Experts call for government support for cultural exchanges to prevent anti-Korea movement
The Ministry of Culture, Sports and Tourism on Tuesday launched an advisory committee of 19 leading figures in the country’s cultural scene to discuss ways for Korea to keep hallyu going and also to introduce the lesser-promoted cultural sectors to the world.
The advisory committee will hold monthly meetings to share ideas on developing high-quality and consistent cultural products, revising the legal framework and providing financial support for the traditional culture and fine arts.
“If K-drama and K-pop have opened the door for us to introduce Korean culture around the world, now we need to develop concrete ideas on how to consistently promote hallyu so that we can present other cultural assets like Pororo, food, traditional arts, fashion, tourism and others in the future,” Culture Minister Choe Kwang-shik said during the inaugural meeting of the advisory committee held at Samcheonggak in Seoul.
“The government will reflect on committee’s suggestions when setting up a new legal framework. The government will also play a coordinating role to support artists and developers systematically and financially.”
Culture Minister Choe Kwang-shik (center, front row), Korea Literature Translation Institute Director Kim Seong-kon (fourth from right, front row) and other members of an advisory committee on promoting hallyu pose for a photo at Samcheonggak, in Seoul, Monday.
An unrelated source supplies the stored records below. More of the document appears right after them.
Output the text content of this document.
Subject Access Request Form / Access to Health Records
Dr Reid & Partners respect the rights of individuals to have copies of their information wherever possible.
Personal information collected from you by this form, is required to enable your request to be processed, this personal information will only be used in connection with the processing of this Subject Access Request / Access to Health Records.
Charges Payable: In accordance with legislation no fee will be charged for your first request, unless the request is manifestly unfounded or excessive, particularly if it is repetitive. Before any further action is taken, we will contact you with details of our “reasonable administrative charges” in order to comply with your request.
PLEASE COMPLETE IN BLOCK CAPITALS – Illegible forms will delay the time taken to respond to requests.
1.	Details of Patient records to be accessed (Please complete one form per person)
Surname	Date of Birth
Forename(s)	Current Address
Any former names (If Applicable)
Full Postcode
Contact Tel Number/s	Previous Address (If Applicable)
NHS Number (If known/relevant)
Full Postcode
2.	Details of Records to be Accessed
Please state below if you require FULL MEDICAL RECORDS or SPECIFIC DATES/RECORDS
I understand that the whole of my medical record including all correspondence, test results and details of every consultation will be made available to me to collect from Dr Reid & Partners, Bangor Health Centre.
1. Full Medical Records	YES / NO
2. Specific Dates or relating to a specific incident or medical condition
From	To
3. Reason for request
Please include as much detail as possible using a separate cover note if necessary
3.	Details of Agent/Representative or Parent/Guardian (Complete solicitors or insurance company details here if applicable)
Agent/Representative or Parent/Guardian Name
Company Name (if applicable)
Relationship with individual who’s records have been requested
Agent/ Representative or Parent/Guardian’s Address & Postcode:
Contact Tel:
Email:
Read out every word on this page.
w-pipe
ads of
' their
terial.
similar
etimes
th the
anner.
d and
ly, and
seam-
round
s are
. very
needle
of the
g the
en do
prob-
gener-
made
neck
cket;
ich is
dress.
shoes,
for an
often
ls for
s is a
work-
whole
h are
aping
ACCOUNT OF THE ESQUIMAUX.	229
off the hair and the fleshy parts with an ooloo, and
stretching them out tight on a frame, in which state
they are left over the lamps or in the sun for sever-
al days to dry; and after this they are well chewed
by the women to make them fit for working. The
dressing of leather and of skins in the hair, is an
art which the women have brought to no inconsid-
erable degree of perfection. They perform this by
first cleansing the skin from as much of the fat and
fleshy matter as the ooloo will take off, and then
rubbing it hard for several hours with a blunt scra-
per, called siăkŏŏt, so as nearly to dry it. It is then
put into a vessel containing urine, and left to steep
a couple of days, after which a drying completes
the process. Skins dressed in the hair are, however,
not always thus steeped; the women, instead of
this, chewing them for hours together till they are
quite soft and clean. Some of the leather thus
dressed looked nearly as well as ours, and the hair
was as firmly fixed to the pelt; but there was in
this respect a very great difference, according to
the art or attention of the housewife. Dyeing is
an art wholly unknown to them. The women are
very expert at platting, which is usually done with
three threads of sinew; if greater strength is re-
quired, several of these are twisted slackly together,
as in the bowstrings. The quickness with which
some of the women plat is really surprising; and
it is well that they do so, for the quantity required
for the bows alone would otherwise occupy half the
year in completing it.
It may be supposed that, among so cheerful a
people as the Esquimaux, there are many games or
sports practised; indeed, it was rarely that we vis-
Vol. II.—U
Kim was elected to chair the committee. (Culture Ministry)
The list of experts selected for the advisory committee on Korean Wave includes Korea Tourism Organization chief Lee Charm, KwangJuYo CEO Cho Tae-kwon, fashion designer Lie Sang-bong, master percussionist and professor at Korea National University of Arts Kim Duk-soo. Other members include theater director of musical “The Last Empress” and president of A-com International Yoon Ho-jin, Chairman of Royal Asiatic Society’s Korea branch and a passionate advocate of hanok or Korean traditional house Peter Bartholomew, theater director Yang Jeong-woong, and Korean Studies Advancement Center head Kim Byeong-il, among others.
The members selected Kim Seong-kon, director of Korea Literature Translation Institute and also a renowned English literature scholar, as the head of the committee.
At the first round of meeting, Choi Joon-ho, a Korean National University of Arts professor and former director of Korean Cultural Center in Paris, urged the government to promote cultural exchanges with countries where Korean pop culture is making inroads, pointing out that an anti-hallyu movement rising in some parts of the world.
Kim Duk-soo also emphasized the importance of supporting traditional Korean culture, calling it the root of hallyu.
The committee was launched at a critical time when the popularity of Korean pop music is sweeping across Asia, Europe and Latin America.
The world-wide attention on K-pop has presented Korea with new possibilities following the first example of hallyu in the early 2000s, when TV dramas such as “Winter Sonata,” created fans across Asia.
The popularity of K-pop has sparked widespread interest in many aspects of Korean culture with the number of foreign tourists increasing sharply.
Since early this year, the Culture Ministry has been pushing Korean traditional culture as the new driving force for the Korean Wave.
In January, it announced plans to further promote Korean traditional culture and also inaugurated the K-Culture Promotion Taskforce which will coordinate the implementation of the plans. It said it will spend 33.5 billion won this year toward the goal and prepare a budget of 230 billion won for 2014 and 2015 in cooperation with other governmental organizations.
Officials say the ministry will announce a follow-up plan on commercializing hallyu products later this month.